Looking at the feedback we get here at TTAG, it’s hard not to notice how passionate the discussion has become regarding the Constitutionally-protected right of individuals to bear arms. Even the previous sentence is enough to get the blood boiling of any card-carrying Progressive on the issue – because the left and right fundamentally disagree on the very meaning of the words of the Second Amendment. It’s that troublesome subordinate clause at the beginning that has triggered the same kind of furor that Christians and Jews find when arguing about the true meaning of the Sixth Commandment (Thou Shalt Not Murder vs. Thou Shalt Not Kill). For the record, here’s the complete, verbatim record of the 2nd Amendment:
A well regulated militia being necessary to the security of a free State, the right of the People to keep and bear arms shall not be infringed.

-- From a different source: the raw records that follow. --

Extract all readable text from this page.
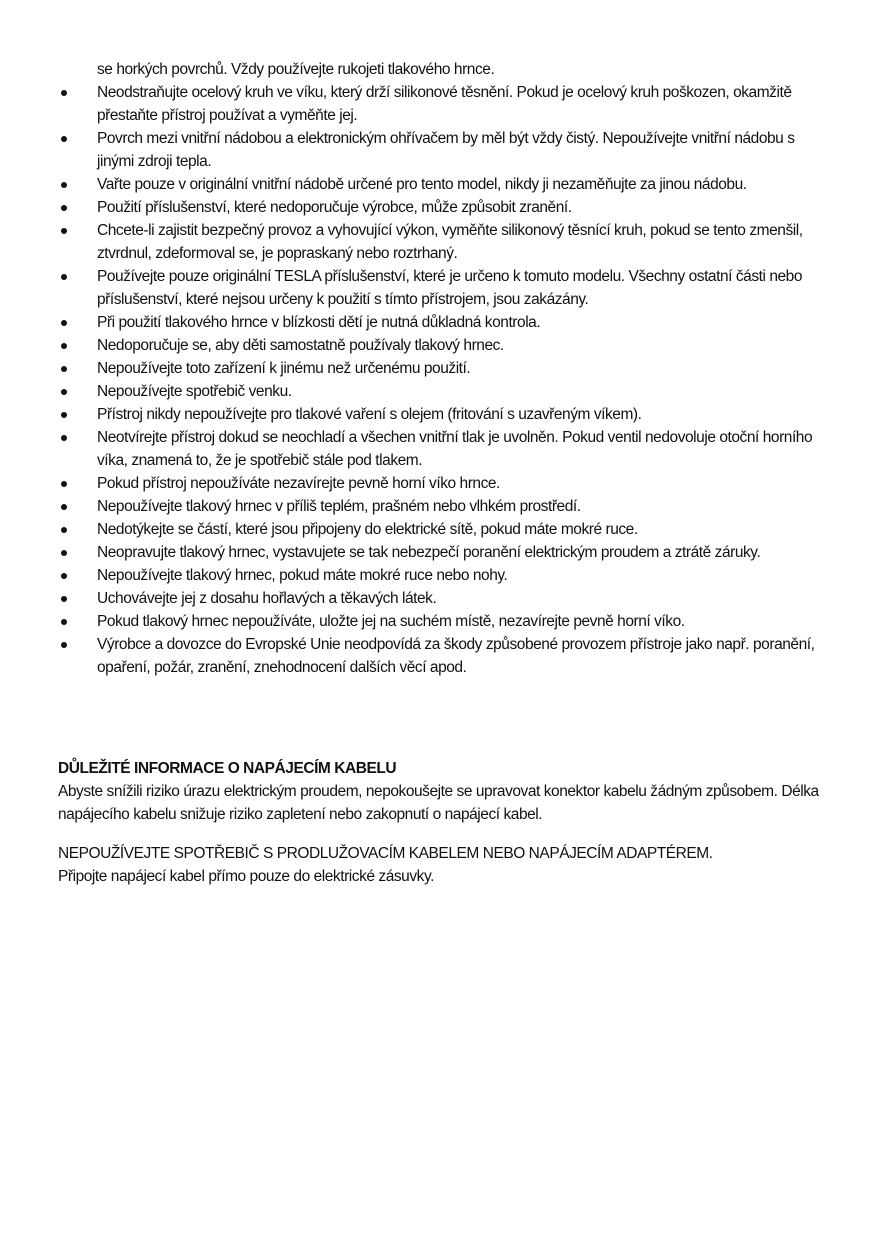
se horkých povrchů. Vždy používejte rukojeti tlakového hrnce.

Neodstraňujte ocelový kruh ve víku, který drží silikonové těsnění. Pokud je ocelový kruh poškozen, okamžitě přestaňte přístroj používat a vyměňte jej.
Povrch mezi vnitřní nádobou a elektronickým ohřívačem by měl být vždy čistý. Nepoužívejte vnitřní nádobu s jinými zdroji tepla.
Vařte pouze v originální vnitřní nádobě určené pro tento model, nikdy ji nezaměňujte za jinou nádobu.
Použití příslušenství, které nedoporučuje výrobce, může způsobit zranění.
Chcete-li zajistit bezpečný provoz a vyhovující výkon, vyměňte silikonový těsnící kruh, pokud se tento zmenšil, ztvrdnul, zdeformoval se, je popraskaný nebo roztrhaný.
Používejte pouze originální TESLA příslušenství, které je určeno k tomuto modelu. Všechny ostatní části nebo příslušenství, které nejsou určeny k použití s tímto přístrojem, jsou zakázány.
Při použití tlakového hrnce v blízkosti dětí je nutná důkladná kontrola.
Nedoporučuje se, aby děti samostatně používaly tlakový hrnec.
Nepoužívejte toto zařízení k jinému než určenému použití.
Nepoužívejte spotřebič venku.
Přístroj nikdy nepoužívejte pro tlakové vaření s olejem (fritování s uzavřeným víkem).
Neotvírejte přístroj dokud se neochladí a všechen vnitřní tlak je uvolněn. Pokud ventil nedovoluje otoční horního víka, znamená to, že je spotřebič stále pod tlakem.
Pokud přístroj nepoužíváte nezavírejte pevně horní víko hrnce.
Nepoužívejte tlakový hrnec v příliš teplém, prašném nebo vlhkém prostředí.
Nedotýkejte se částí, které jsou připojeny do elektrické sítě, pokud máte mokré ruce.
Neopravujte tlakový hrnec, vystavujete se tak nebezpečí poranění elektrickým proudem a ztrátě záruky.
Nepoužívejte tlakový hrnec, pokud máte mokré ruce nebo nohy.
Uchovávejte jej z dosahu hořlavých a těkavých látek.
Pokud tlakový hrnec nepoužíváte, uložte jej na suchém místě, nezavírejte pevně horní víko.
Výrobce a dovozce do Evropské Unie neodpovídá za škody způsobené provozem přístroje jako např. poranění, opaření, požár, zranění, znehodnocení dalších věcí apod.

DŮLEŽITÉ INFORMACE O NAPÁJECÍM KABELU

Abyste snížili riziko úrazu elektrickým proudem, nepokoušejte se upravovat konektor kabelu žádným způsobem. Délka napájecího kabelu snižuje riziko zapletení nebo zakopnutí o napájecí kabel.

NEPOUŽÍVEJTE SPOTŘEBIČ S PRODLUŽOVACÍM KABELEM NEBO NAPÁJECÍM ADAPTÉREM.

Připojte napájecí kabel přímo pouze do elektrické zásuvky.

27 words that might as well be carved out of a tablet made from C4 when it comes to soothing the troubled waters of political discourse. But never having been one to run away from a fight, nor avoid using a can of gasoline to put out a blaze, I have a modest proposal that I think might change the entire landscape vis a vis gun issues. We should consider passing a law that requires each citizen to own – and be trained in the safe operation of – a firearm. Are them’s fightin’ words? Hear me out…
So I’m thinking the other day, how much better would the world be if we were free of violence and crime? Never gonna happen. But along the same vein, I couldn’t help but ponder the fact that the countries that are the safest and free from attacks by their neighbors are the ones that have defensive weapons. Come to think about it, the people that generally don’t get the crap beat out of them and their stuff stolen are the ones that can defend themselves. I wonder if there’s a connection?”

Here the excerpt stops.